Hey Jon,
A label or decal is a standard to do in production. To find something, please place the term “Label” in the search field (Cineversity). :o)
Perhaps more luck in the Help Content of R15 will be given with the term “decal” instead of label.
There are two ways to add a label to a bottle, directly or on a specific cylindrical object. The label directly on the bottle will show very flat, like printed on the glass—if not handled with bump or displacement.
The Cylinder around the bottle in the label area might speed up the work and helps even in some cases, if the bottle had no proper UV set up so far. The Cylinder is ver tight around the bottle, but not as close to intersect, and has typically the same resolution (mesh)—to have no intersections.
A decal/label is typically delivered with a new material, and the texture tag is set to front and “Tiling” is disabled. For a bottle cylindrical projection is certainly a good start. The Offset and Length values will help, as does the Texture Axis tool. (If the Cylinder object is used, this can be rotated or moved, which many people prefer. (The cylinder object needs to be (1. material) invisible/transparent, no spec or other channels on, then (2 Material contain the label, with no tile etc)
The top layer of such an texture sandwich is always the most right sided one. There is more in the Help Content about this.
Sometimes an “Alpha” channel needs to be fed, to get the label nicely projected. Print version (pdf again!) have often more print area than needed, to follow the needs of the print office. Nothing that your client likes to see. I will leave my “two cents” about PDFs later, but the alpha channel handling will perhaps already change your mind.
Many labels have not a perfect connection to the bottle, these little imperfections needs to be addressed. With the cylindrical object via Magnet on the mesh directly, or via bump/displacement.

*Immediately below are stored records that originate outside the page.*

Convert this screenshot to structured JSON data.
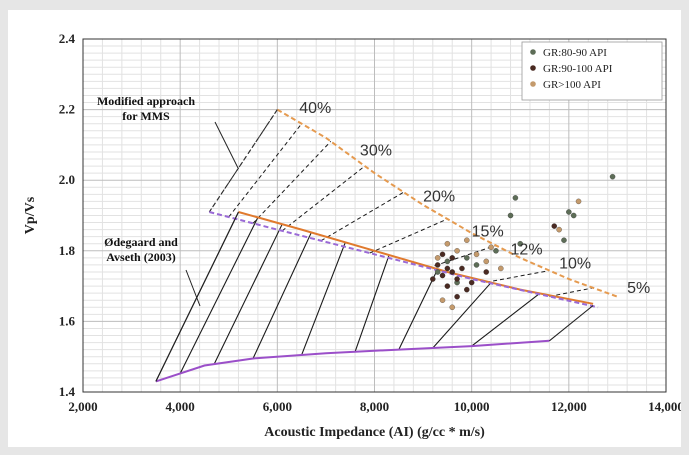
{
  "chart_data": {
    "type": "scatter",
    "xlabel": "Acoustic Impedance (AI) (g/cc * m/s)",
    "ylabel": "Vp/Vs",
    "xlim": [
      2000,
      14000
    ],
    "ylim": [
      1.4,
      2.4
    ],
    "x_ticks": [
      "2,000",
      "4,000",
      "6,000",
      "8,000",
      "10,000",
      "12,000",
      "14,000"
    ],
    "y_ticks": [
      "1.4",
      "1.6",
      "1.8",
      "2.0",
      "2.2",
      "2.4"
    ],
    "grid": true,
    "legend_position": "top-right",
    "series": [
      {
        "name": "GR:80-90 API",
        "color": "#5d6d57",
        "points": [
          [
            9300,
            1.74
          ],
          [
            9500,
            1.77
          ],
          [
            9700,
            1.71
          ],
          [
            9900,
            1.78
          ],
          [
            10100,
            1.76
          ],
          [
            10500,
            1.8
          ],
          [
            10800,
            1.9
          ],
          [
            11000,
            1.82
          ],
          [
            11900,
            1.83
          ],
          [
            12000,
            1.91
          ],
          [
            12100,
            1.9
          ],
          [
            12900,
            2.01
          ],
          [
            10900,
            1.95
          ]
        ]
      },
      {
        "name": "GR:90-100 API",
        "color": "#4a2a22",
        "points": [
          [
            9200,
            1.72
          ],
          [
            9300,
            1.76
          ],
          [
            9400,
            1.73
          ],
          [
            9500,
            1.75
          ],
          [
            9500,
            1.7
          ],
          [
            9600,
            1.74
          ],
          [
            9600,
            1.78
          ],
          [
            9700,
            1.72
          ],
          [
            9800,
            1.75
          ],
          [
            9900,
            1.69
          ],
          [
            10000,
            1.71
          ],
          [
            9400,
            1.79
          ],
          [
            9700,
            1.67
          ],
          [
            11700,
            1.87
          ],
          [
            10300,
            1.74
          ]
        ]
      },
      {
        "name": "GR>100 API",
        "color": "#c49a6c",
        "points": [
          [
            9300,
            1.78
          ],
          [
            9500,
            1.82
          ],
          [
            9700,
            1.8
          ],
          [
            9900,
            1.83
          ],
          [
            10100,
            1.79
          ],
          [
            10300,
            1.77
          ],
          [
            10600,
            1.75
          ],
          [
            9400,
            1.66
          ],
          [
            9600,
            1.64
          ],
          [
            11800,
            1.86
          ],
          [
            12200,
            1.94
          ],
          [
            10400,
            1.81
          ]
        ]
      }
    ],
    "model_lines": [
      {
        "label": "Modified approach for MMS",
        "color": "#e59a4f",
        "style": "dashed",
        "points": [
          [
            6000,
            2.2
          ],
          [
            7000,
            2.12
          ],
          [
            8000,
            2.02
          ],
          [
            9000,
            1.93
          ],
          [
            10000,
            1.85
          ],
          [
            11000,
            1.78
          ],
          [
            12000,
            1.72
          ],
          [
            13000,
            1.67
          ]
        ]
      },
      {
        "label": "Modified approach for MMS",
        "color": "#333333",
        "style": "dashed",
        "points": [
          [
            6000,
            2.2
          ],
          [
            4600,
            1.91
          ]
        ]
      },
      {
        "label": "Ødegaard and Avseth (2003)",
        "color": "#e07a2e",
        "style": "solid",
        "points": [
          [
            5200,
            1.91
          ],
          [
            6500,
            1.86
          ],
          [
            8000,
            1.8
          ],
          [
            9500,
            1.74
          ],
          [
            11000,
            1.69
          ],
          [
            12500,
            1.65
          ]
        ]
      },
      {
        "label": "Ødegaard and Avseth (2003)",
        "color": "#9a6ad6",
        "style": "dashed",
        "points": [
          [
            4600,
            1.91
          ],
          [
            6000,
            1.86
          ],
          [
            8000,
            1.79
          ],
          [
            10000,
            1.72
          ],
          [
            12600,
            1.64
          ]
        ]
      },
      {
        "label": "Ødegaard and Avseth (2003)",
        "color": "#9b4fc9",
        "style": "solid",
        "points": [
          [
            3500,
            1.43
          ],
          [
            4500,
            1.475
          ],
          [
            5500,
            1.495
          ],
          [
            7000,
            1.51
          ],
          [
            8500,
            1.52
          ],
          [
            10000,
            1.53
          ],
          [
            11600,
            1.545
          ]
        ]
      },
      {
        "label": "Ødegaard and Avseth (2003)",
        "color": "#222222",
        "style": "solid",
        "points": [
          [
            3500,
            1.43
          ],
          [
            5200,
            1.91
          ]
        ]
      },
      {
        "label": "Ødegaard and Avseth (2003)",
        "color": "#222222",
        "style": "solid",
        "points": [
          [
            11600,
            1.545
          ],
          [
            12500,
            1.645
          ]
        ]
      }
    ],
    "porosity_labels": [
      {
        "text": "40%",
        "x": 6450,
        "y": 2.19
      },
      {
        "text": "30%",
        "x": 7700,
        "y": 2.07
      },
      {
        "text": "20%",
        "x": 9000,
        "y": 1.94
      },
      {
        "text": "15%",
        "x": 10000,
        "y": 1.84
      },
      {
        "text": "12%",
        "x": 10800,
        "y": 1.79
      },
      {
        "text": "10%",
        "x": 11800,
        "y": 1.75
      },
      {
        "text": "5%",
        "x": 13200,
        "y": 1.68
      }
    ],
    "annotations": [
      {
        "lines": [
          "Modified approach",
          "for MMS"
        ]
      },
      {
        "lines": [
          "Ødegaard and",
          "Avseth (2003)"
        ]
      }
    ]
  }
}
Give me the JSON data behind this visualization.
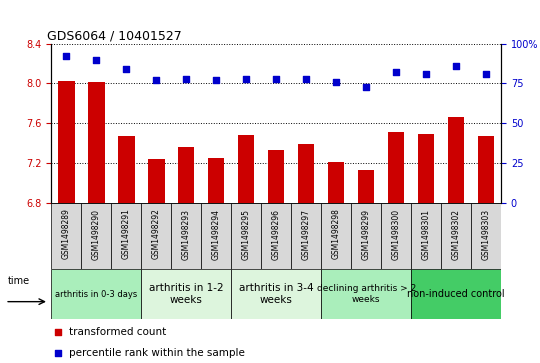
{
  "title": "GDS6064 / 10401527",
  "samples": [
    "GSM1498289",
    "GSM1498290",
    "GSM1498291",
    "GSM1498292",
    "GSM1498293",
    "GSM1498294",
    "GSM1498295",
    "GSM1498296",
    "GSM1498297",
    "GSM1498298",
    "GSM1498299",
    "GSM1498300",
    "GSM1498301",
    "GSM1498302",
    "GSM1498303"
  ],
  "bar_values": [
    8.02,
    8.01,
    7.47,
    7.24,
    7.36,
    7.25,
    7.48,
    7.33,
    7.39,
    7.21,
    7.13,
    7.51,
    7.49,
    7.66,
    7.47
  ],
  "dot_values": [
    92,
    90,
    84,
    77,
    78,
    77,
    78,
    78,
    78,
    76,
    73,
    82,
    81,
    86,
    81
  ],
  "bar_color": "#cc0000",
  "dot_color": "#0000cc",
  "ylim_left": [
    6.8,
    8.4
  ],
  "ylim_right": [
    0,
    100
  ],
  "yticks_left": [
    6.8,
    7.2,
    7.6,
    8.0,
    8.4
  ],
  "yticks_right": [
    0,
    25,
    50,
    75,
    100
  ],
  "groups": [
    {
      "label": "arthritis in 0-3 days",
      "start": 0,
      "end": 2,
      "color": "#aaeebb",
      "fontsize": 6.0
    },
    {
      "label": "arthritis in 1-2\nweeks",
      "start": 3,
      "end": 5,
      "color": "#ddf5dd",
      "fontsize": 7.5
    },
    {
      "label": "arthritis in 3-4\nweeks",
      "start": 6,
      "end": 8,
      "color": "#ddf5dd",
      "fontsize": 7.5
    },
    {
      "label": "declining arthritis > 2\nweeks",
      "start": 9,
      "end": 11,
      "color": "#aaeebb",
      "fontsize": 6.5
    },
    {
      "label": "non-induced control",
      "start": 12,
      "end": 14,
      "color": "#44cc66",
      "fontsize": 7.0
    }
  ],
  "legend_bar_label": "transformed count",
  "legend_dot_label": "percentile rank within the sample"
}
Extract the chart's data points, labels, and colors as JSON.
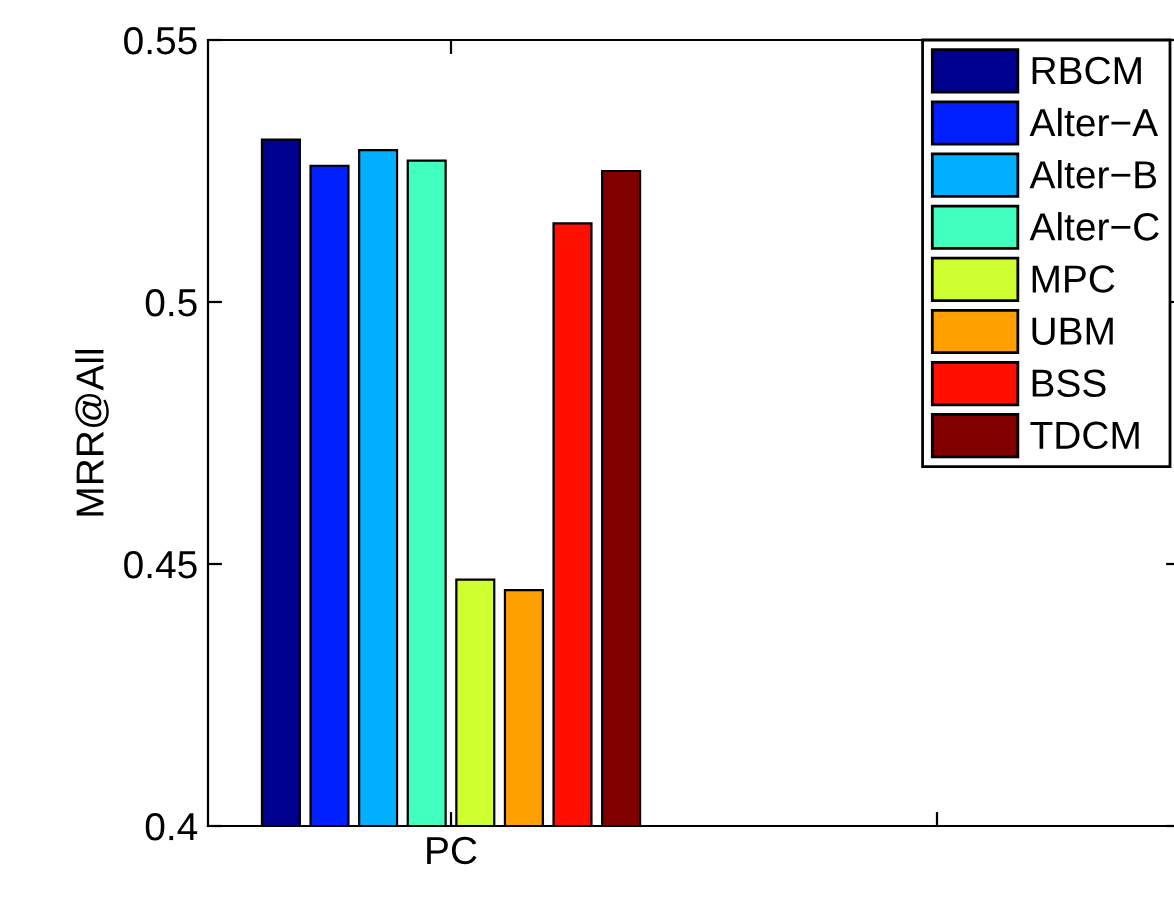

A word to PDF: yes it is possible, but I do not advice that, except you know what the pdf contains. Nearly twenty years ago when Adobe got the idea to use the postscript format that was send to laser printers as the world unique language, and re-translated it to virtual prints (PDF): a world standard was born. More than often PDFs contain informations that will not help your work, perhaps it works even against you. Since ten+ years PDF can contain even multi media and 3D data. Nothing that makes your workflow more safe. Again, if you know it is just a wrapper for an image, you might have no trouble. I do not use PDF at any time in production. I trust on standard graphic formats. Tiff is certainly the most stable format I’m aware off. It is large, so I tent to use Open EXR. Photoshop if layers are needed. Other people love other formats, which is a longer story and should fit to everyones workflow of course.
The handling of color profiles in an 3rd party PDF is not simple. Etc.etc. Just my two cents.